The narrator and her friend seem to be at a negative turning point in their relationship, but that’s not the focal point of interest here: it’s the much-travelled English Captain and his wife (later known as Emily L.) who are the principal subjects here, he with his strong Pilsner beers, and his alcoholic wife with her double bourbons. An early few sentences about them sets the tone:
‘Perched on their stools almost motionless, heads leaning forwards, dangling, they were […] a little ridiculous. You could have called them plants, something like that, of no definite state, a sort of vegetable, human plants, no sooner born than already dying, no sooner living than already dead.’ (My translation.)
Emily L.’s history comes in instalments, but to sum up: she comes from a wealthy family, and after the death of her parents she inherited a boat and property. She has been many places in the boat with her husband the Captain (a nickname the patronne gives him), but their relationship seems to have run aground, they seem to be in terminal Despair Street.
Probably once beautiful, Emily L. wrote nineteen poems in her youth which were (unknown to her) published by her father, and (also unknown to her) they’ve been translated into a few European languages, she quite a celebrity if only she knew it, but the Captain has always seen her poems as a rival and steers the pair into safe Malaysian waters where Emily L. remains anonymous.

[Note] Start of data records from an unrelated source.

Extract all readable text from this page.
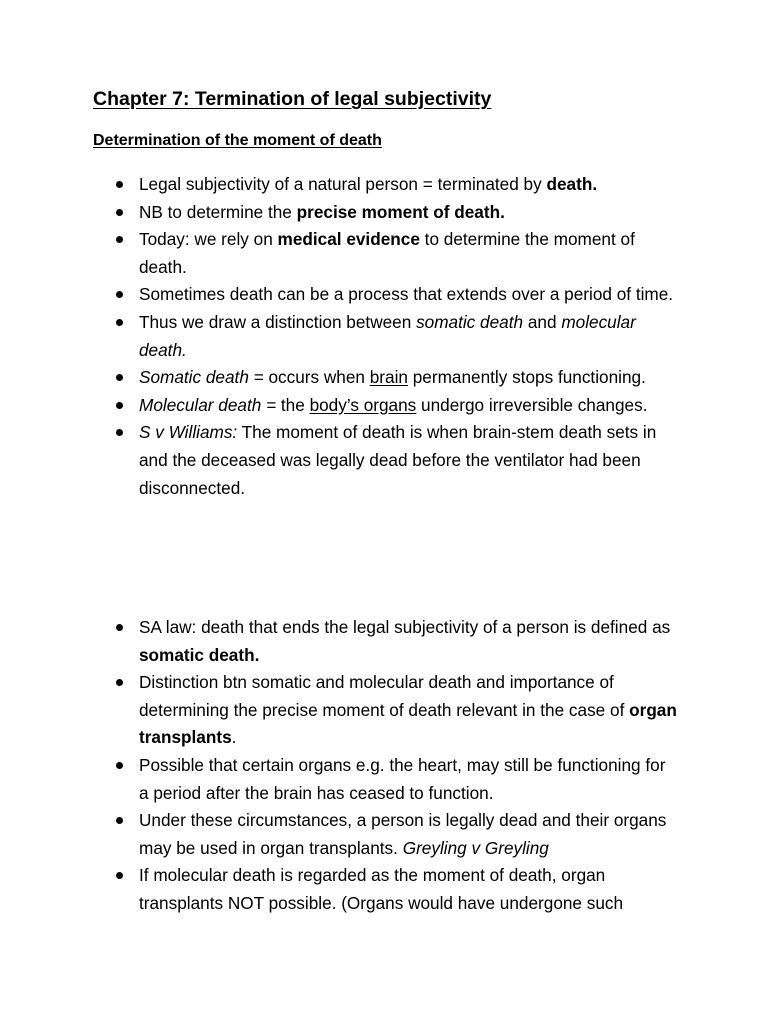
Chapter 7: Termination of legal subjectivity
Determination of the moment of death
Legal subjectivity of a natural person = terminated by death.
NB to determine the precise moment of death.
Today: we rely on medical evidence to determine the moment of death.
Sometimes death can be a process that extends over a period of time.
Thus we draw a distinction between somatic death and molecular death.
Somatic death = occurs when brain permanently stops functioning.
Molecular death = the body’s organs undergo irreversible changes.
S v Williams: The moment of death is when brain-stem death sets in and the deceased was legally dead before the ventilator had been disconnected.
SA law: death that ends the legal subjectivity of a person is defined as somatic death.
Distinction btn somatic and molecular death and importance of determining the precise moment of death relevant in the case of organ transplants.
Possible that certain organs e.g. the heart, may still be functioning for a period after the brain has ceased to function.
Under these circumstances, a person is legally dead and their organs may be used in organ transplants. Greyling v Greyling
If molecular death is regarded as the moment of death, organ transplants NOT possible. (Organs would have undergone such
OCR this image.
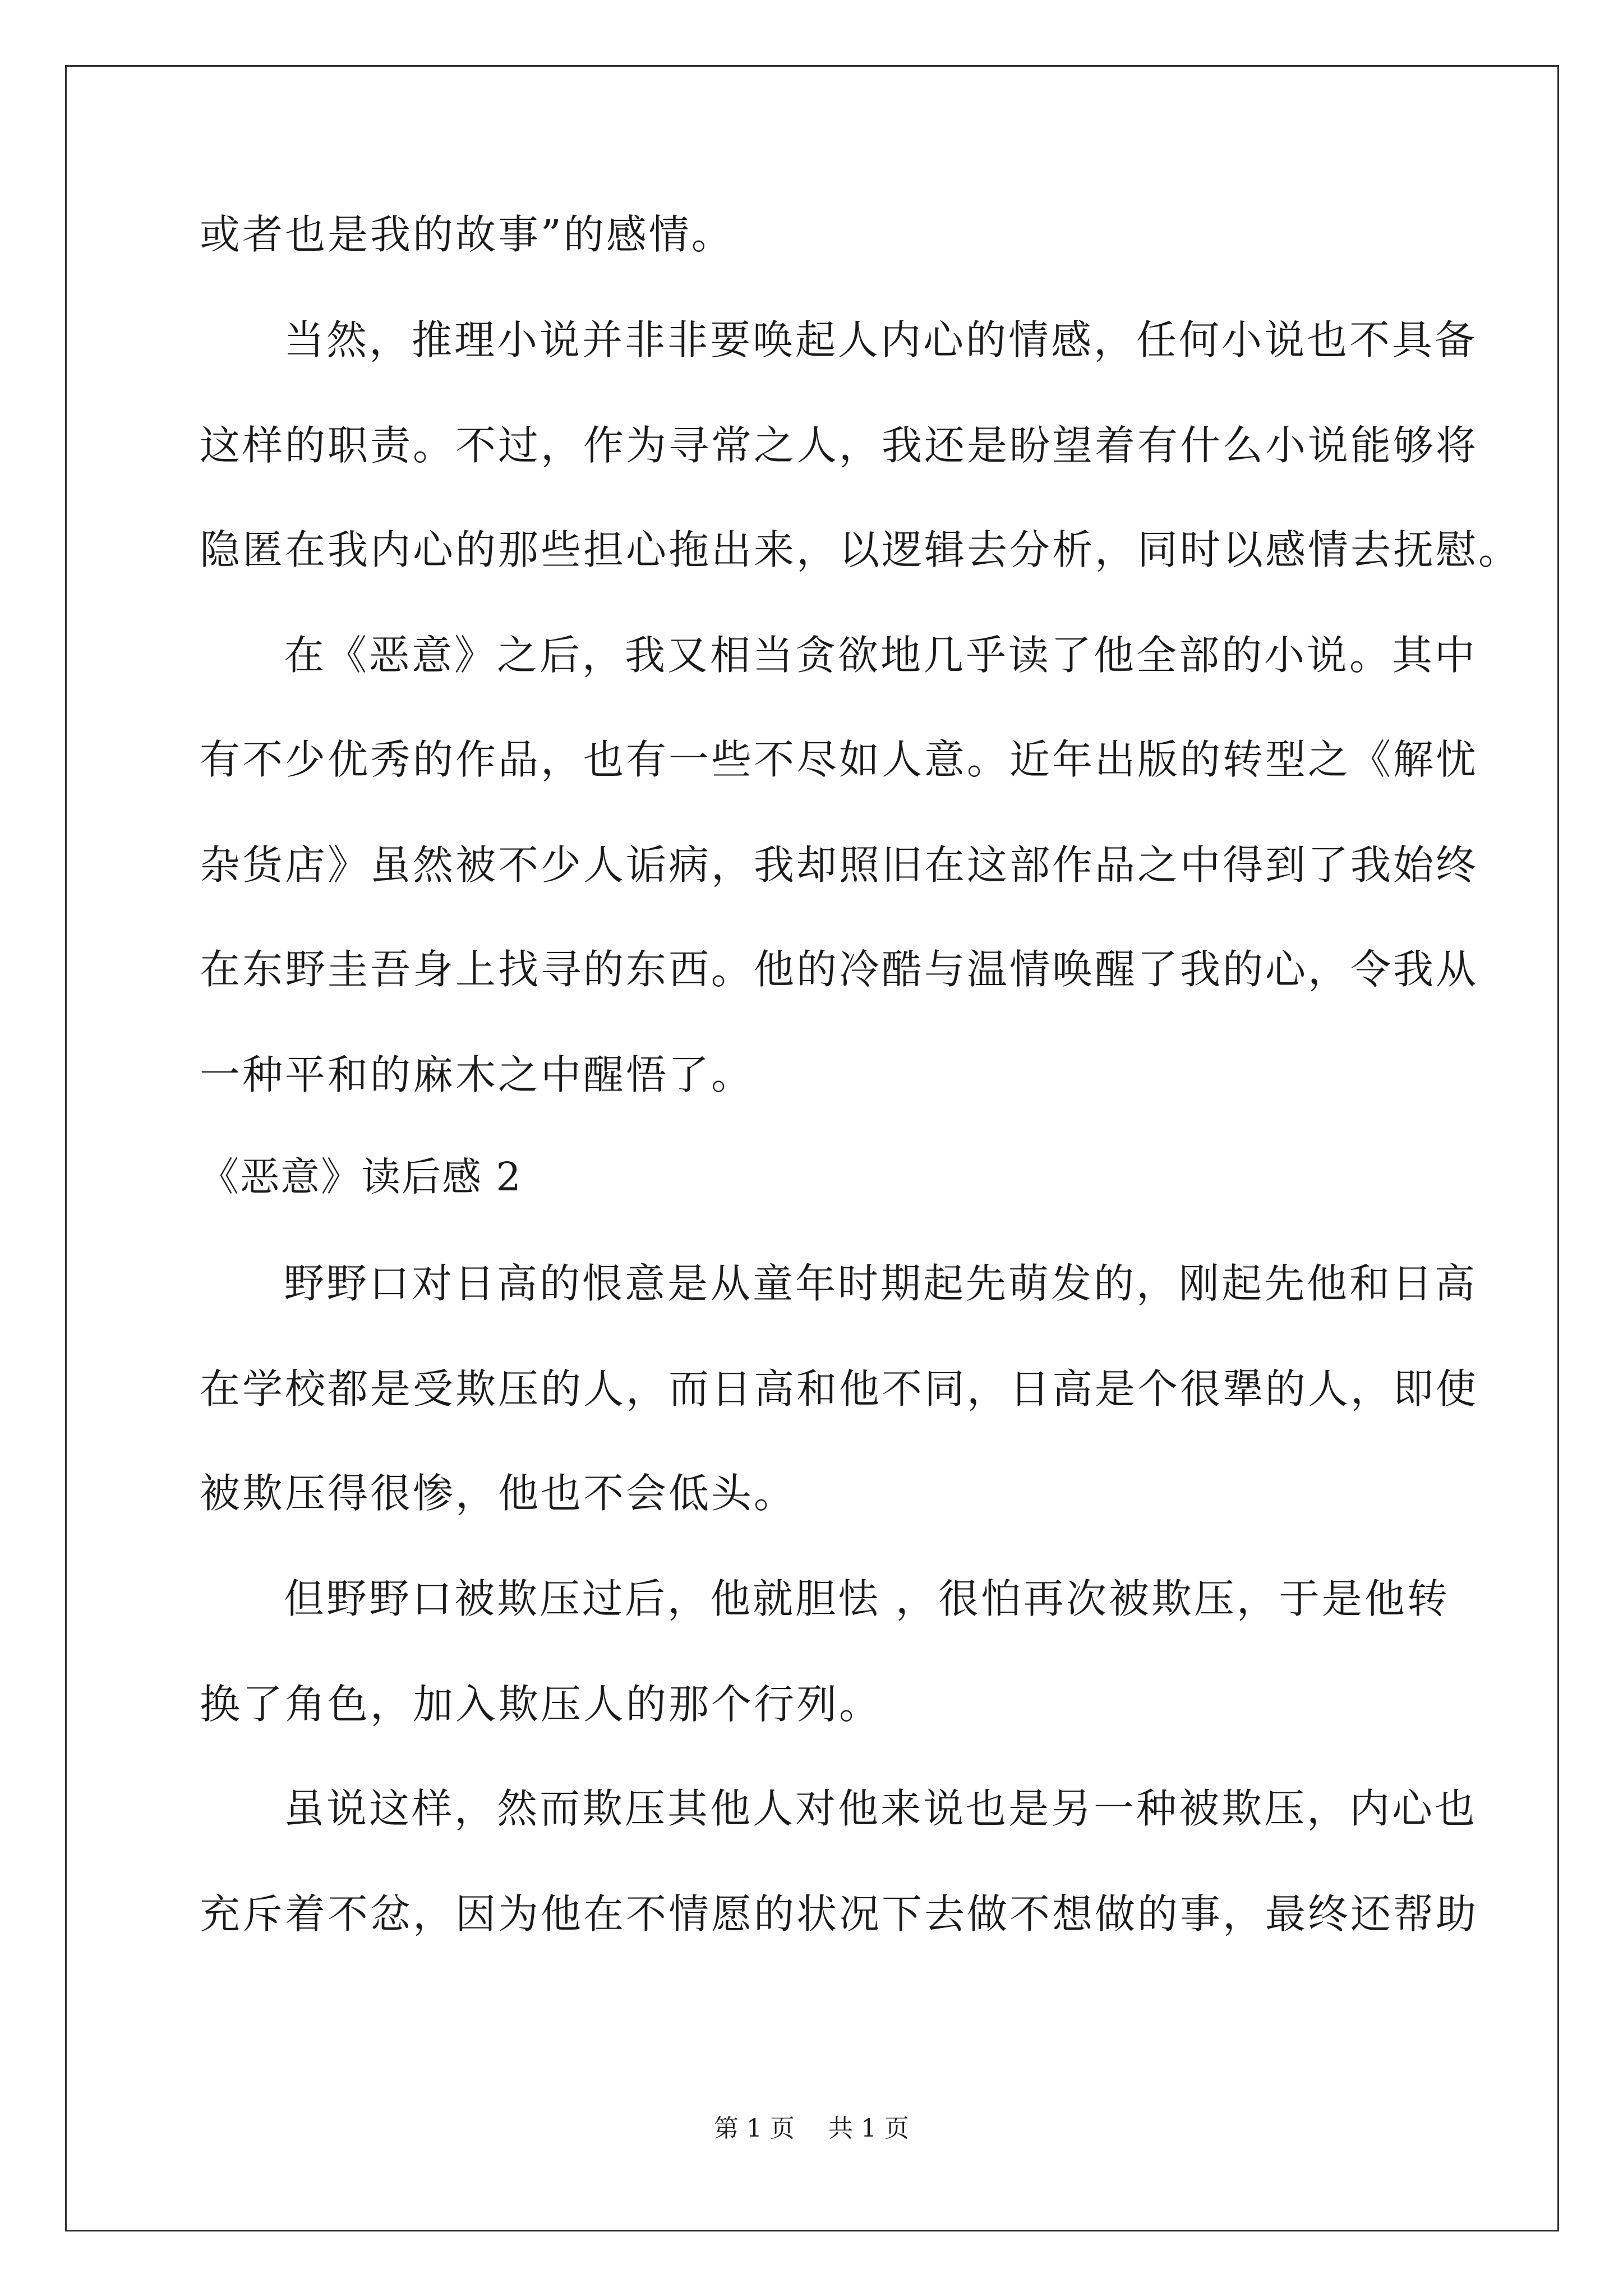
或者也是我的故事”的感情。
当然，推理小说并非非要唤起人内心的情感，任何小说也不具备
这样的职责。不过，作为寻常之人，我还是盼望着有什么小说能够将
隐匿在我内心的那些担心拖出来，以逻辑去分析，同时以感情去抚慰。
在《恶意》之后，我又相当贪欲地几乎读了他全部的小说。其中
有不少优秀的作品，也有一些不尽如人意。近年出版的转型之《解忧
杂货店》虽然被不少人诟病，我却照旧在这部作品之中得到了我始终
在东野圭吾身上找寻的东西。他的冷酷与温情唤醒了我的心，令我从
一种平和的麻木之中醒悟了。
《恶意》读后感 2
野野口对日高的恨意是从童年时期起先萌发的，刚起先他和日高
在学校都是受欺压的人，而日高和他不同，日高是个很犟的人，即使
被欺压得很惨，他也不会低头。
但野野口被欺压过后，他就胆怯 ，很怕再次被欺压，于是他转
换了角色，加入欺压人的那个行列。
虽说这样，然而欺压其他人对他来说也是另一种被欺压，内心也
充斥着不忿，因为他在不情愿的状况下去做不想做的事，最终还帮助
第 1 页 共 1 页
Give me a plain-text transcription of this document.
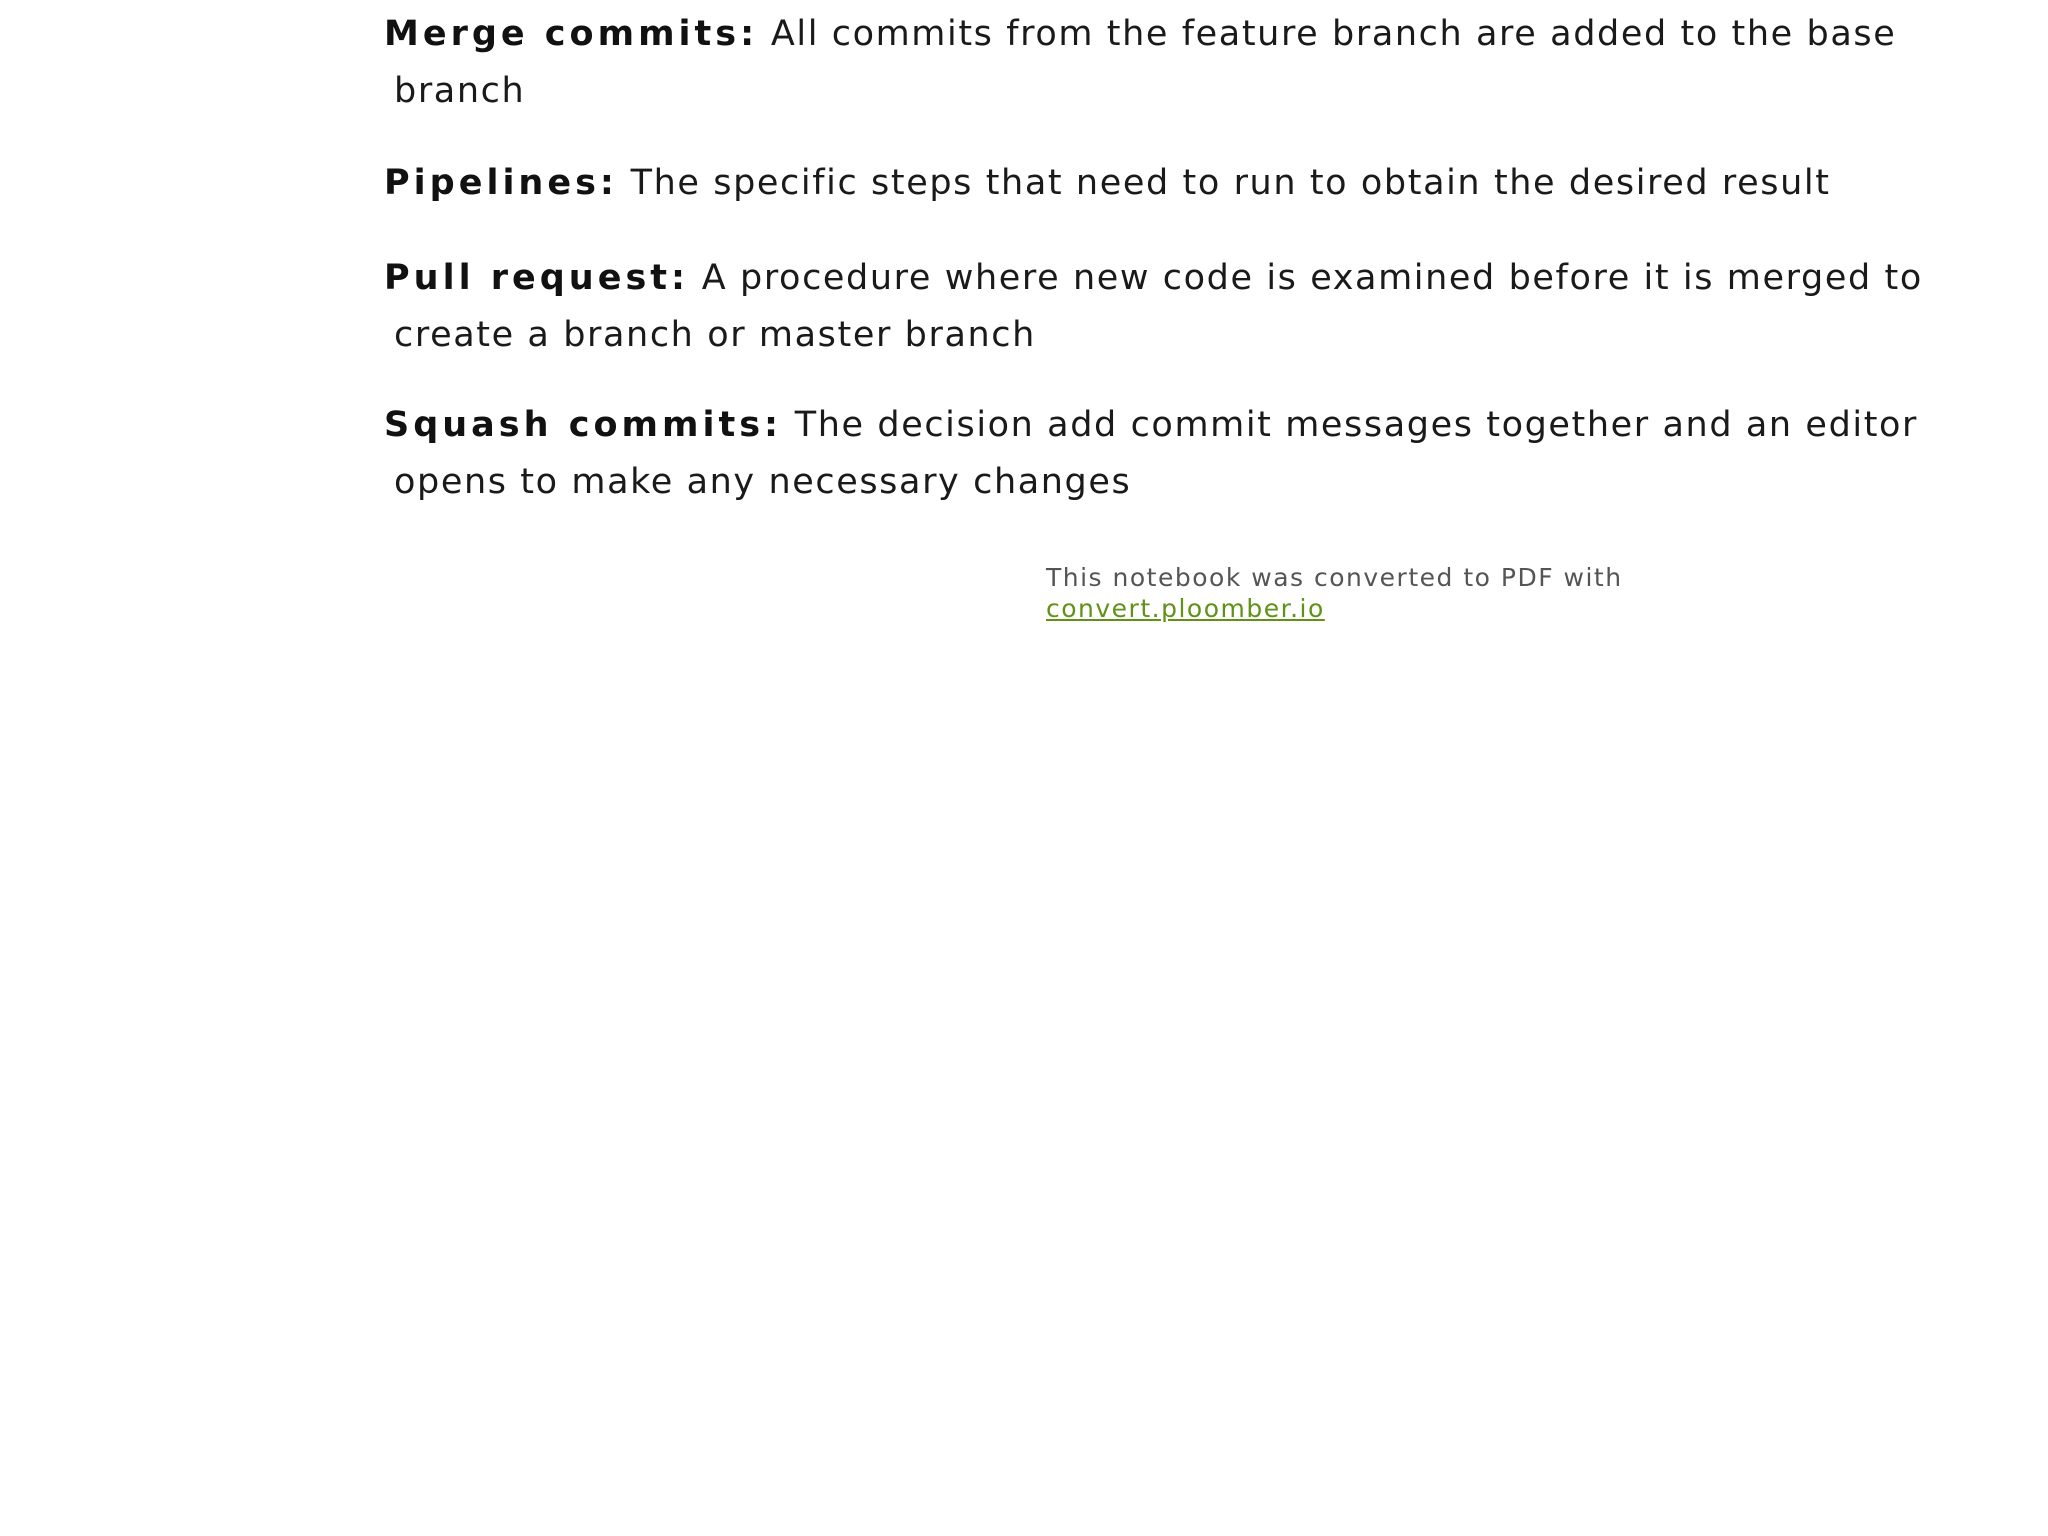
Merge commits: All commits from the feature branch are added to the base
branch

Pipelines: The specific steps that need to run to obtain the desired result

Pull request: A procedure where new code is examined before it is merged to
create a branch or master branch

Squash commits: The decision add commit messages together and an editor
opens to make any necessary changes

This notebook was converted to PDF with
convert.ploomber.io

Emily L. has already dismissed these poems as juvenilia, but the turning point in her poetry came when she was writing a poem following the still-birth of her child, an unfinished poem that the Captain burned in jealous hatred, and which Emily L. searched all over for. She never wrote anything after that.
She only learns of the existence of the booklet from the warden of their house, who looks after it when they are (almost always) away on mindless cruises. He loves Emily L., she loves him, but their relationship will never see day. Emily L. was Marguerite Duras’s favourite character, and there’s more than a little Duras in her.